I've been using Word 2000 on my older computer.  I use the equation editor a lot.  But the new version of Word Starter 2010 doesn't support the equation editor. 

Is there any way I can install the equation editor without a major expense of upgrade?

Also, if I tried to load Word 2000 on my new computer what would happen.  It's a legal package.  But I have two questions.

1. Will it even work on Windows 7?
2. If I load it on the new computer will it overwrite Word Starer 2010?

I don't want to overwrite software that came with the computer.  But I hate to pay for equation editor when I already have it in Word 2000. 

Any suggestions?


----------



## NyxCharon

Word 2000 should install fine on win7.
And no, it wont overwrite word starter 2010, there completely separate programs.


----------



## Zeno

Thank you for your expert knowledge.


----------



## johnb35

You might find that word 2000 is incompatible with windows 7, it's a slim possibility but its there.


----------



## Zeno

Well, it didn't work.

I was able to install Word 2000 and the Equation Editor last night.   The program worked just fine and I was able to write up a document using the Equation Editor.  I saved that document last night and turned the computer off and went to bed.

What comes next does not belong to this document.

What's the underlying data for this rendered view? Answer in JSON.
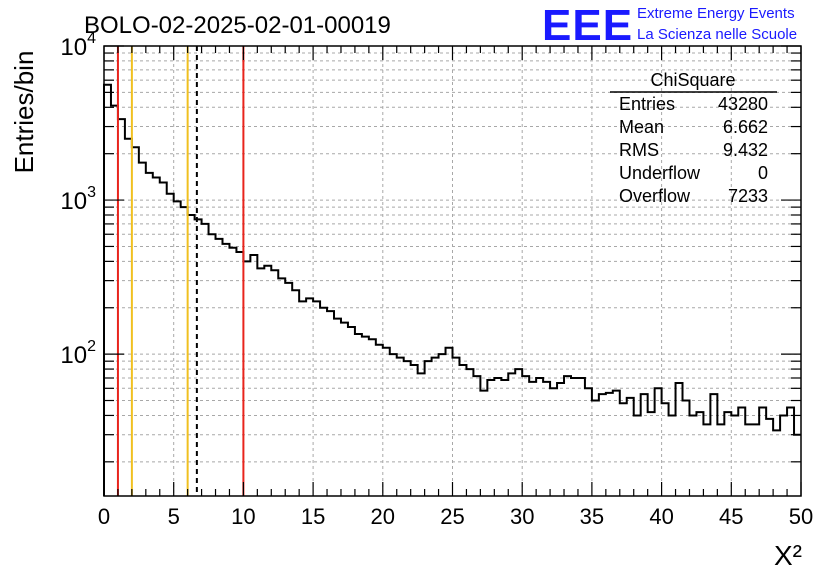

However, this morning when I turned the computer back on Windows 7 wouldn't start and a I got an error message saying that it needs to uninstall Word 2000 before it can boot up.   It wouldn't allow me to say no.  So I had to let it uninstall Word 2000.

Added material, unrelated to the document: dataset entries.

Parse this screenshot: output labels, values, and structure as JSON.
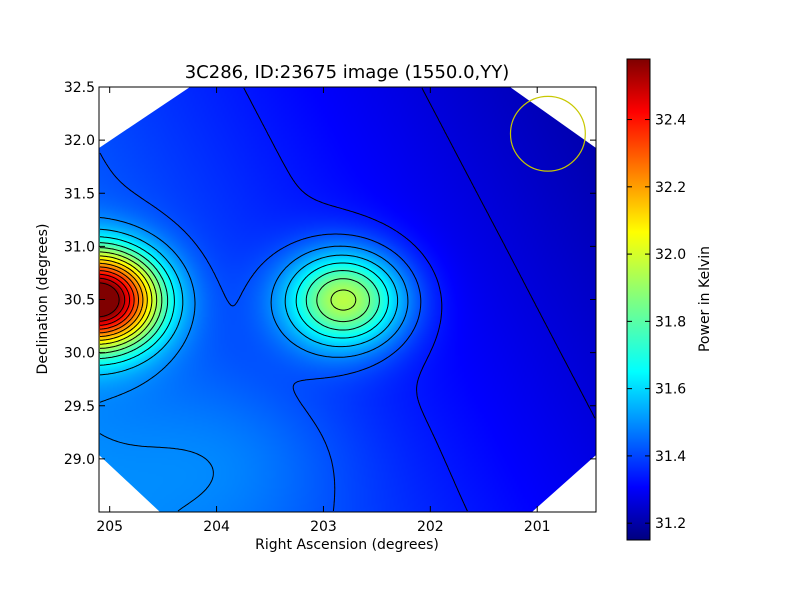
{
  "chart_data": {
    "type": "heatmap",
    "title": "3C286, ID:23675 image (1550.0,YY)",
    "xlabel": "Right Ascension (degrees)",
    "ylabel": "Declination (degrees)",
    "xlim": [
      205.1,
      200.45
    ],
    "ylim": [
      28.5,
      32.5
    ],
    "x_ticks": [
      205,
      204,
      203,
      202,
      201
    ],
    "x_tick_labels": [
      "205",
      "204",
      "203",
      "202",
      "201"
    ],
    "y_ticks": [
      29.0,
      29.5,
      30.0,
      30.5,
      31.0,
      31.5,
      32.0,
      32.5
    ],
    "y_tick_labels": [
      "29.0",
      "29.5",
      "30.0",
      "30.5",
      "31.0",
      "31.5",
      "32.0",
      "32.5"
    ],
    "colorbar": {
      "label": "Power in Kelvin",
      "range": [
        31.15,
        32.58
      ],
      "ticks": [
        31.2,
        31.4,
        31.6,
        31.8,
        32.0,
        32.2,
        32.4
      ],
      "tick_labels": [
        "31.2",
        "31.4",
        "31.6",
        "31.8",
        "32.0",
        "32.2",
        "32.4"
      ],
      "colormap": "jet"
    },
    "sources": [
      {
        "ra": 205.1,
        "dec": 30.5,
        "peak": 32.58
      },
      {
        "ra": 202.8,
        "dec": 30.5,
        "peak": 31.93
      }
    ],
    "background_level": 31.35,
    "beam_circle": {
      "ra": 200.9,
      "dec": 32.06,
      "radius_deg": 0.35,
      "color": "#c8c800"
    },
    "contour_color": "#000000"
  }
}
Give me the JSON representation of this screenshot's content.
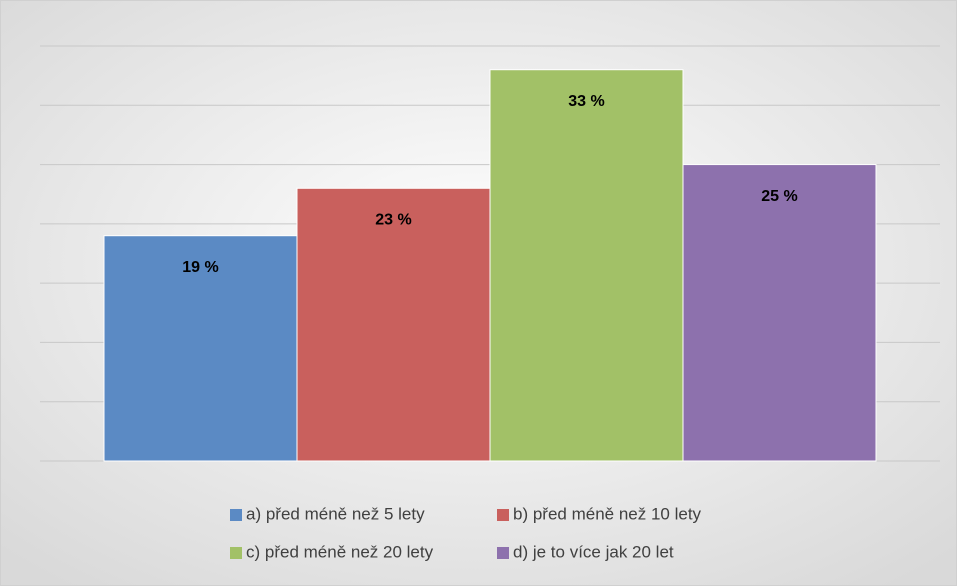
{
  "chart_data": {
    "type": "bar",
    "categories": [
      null
    ],
    "series": [
      {
        "name": "a) před méně než 5 lety",
        "color": "#5b8ac4",
        "values": [
          19
        ],
        "value_labels": [
          "19 %"
        ]
      },
      {
        "name": "b) před méně než 10 lety",
        "color": "#c9605d",
        "values": [
          23
        ],
        "value_labels": [
          "23 %"
        ]
      },
      {
        "name": "c) před méně než 20 lety",
        "color": "#a2c167",
        "values": [
          33
        ],
        "value_labels": [
          "33 %"
        ]
      },
      {
        "name": "d) je to více jak 20 let",
        "color": "#8d71ad",
        "values": [
          25
        ],
        "value_labels": [
          "25 %"
        ]
      }
    ],
    "ylim": [
      0,
      35
    ],
    "yticks": [
      0,
      5,
      10,
      15,
      20,
      25,
      30,
      35
    ],
    "grid": true,
    "legend": "bottom"
  }
}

The program is now gone, but the document I created with it remained.  I can open that in Word Starter and see the equations I had entered, but I can't edit them or add anymore. 

So I guess I'll have to invest in an upgrade just to get the Equation Editor on my new computer.  That's a bummer.


----------



## NyxCharon

If you dont want to pay for the upgrade to the new word program, you can always use LibreOffice.
http://www.libreoffice.org/download/
it's what i use and i much prefer that equation editor to the one in word.


----------



## Zeno

Libreoffice looks like a good deal.

I hope it works on this computer.

The Equation Editor looks more like Mathtype.  I'll give it a shot.


----------



## Zeno

Well, I downloaded Libreoffice today and installed it.  It seems to be working fine and the computer accepted it without complaining. (ha ha)

Libreoffice opened my Word Document just fine and allows me to edit existing equations as well as adding new one.  And yes, the equation editor seems to be better than the original one that came with Word.

So thank you for the suggestion.  Libreoffice appears to be just what I needed. 

Thanks to everyone for reading my request and taking the time to reply.


----------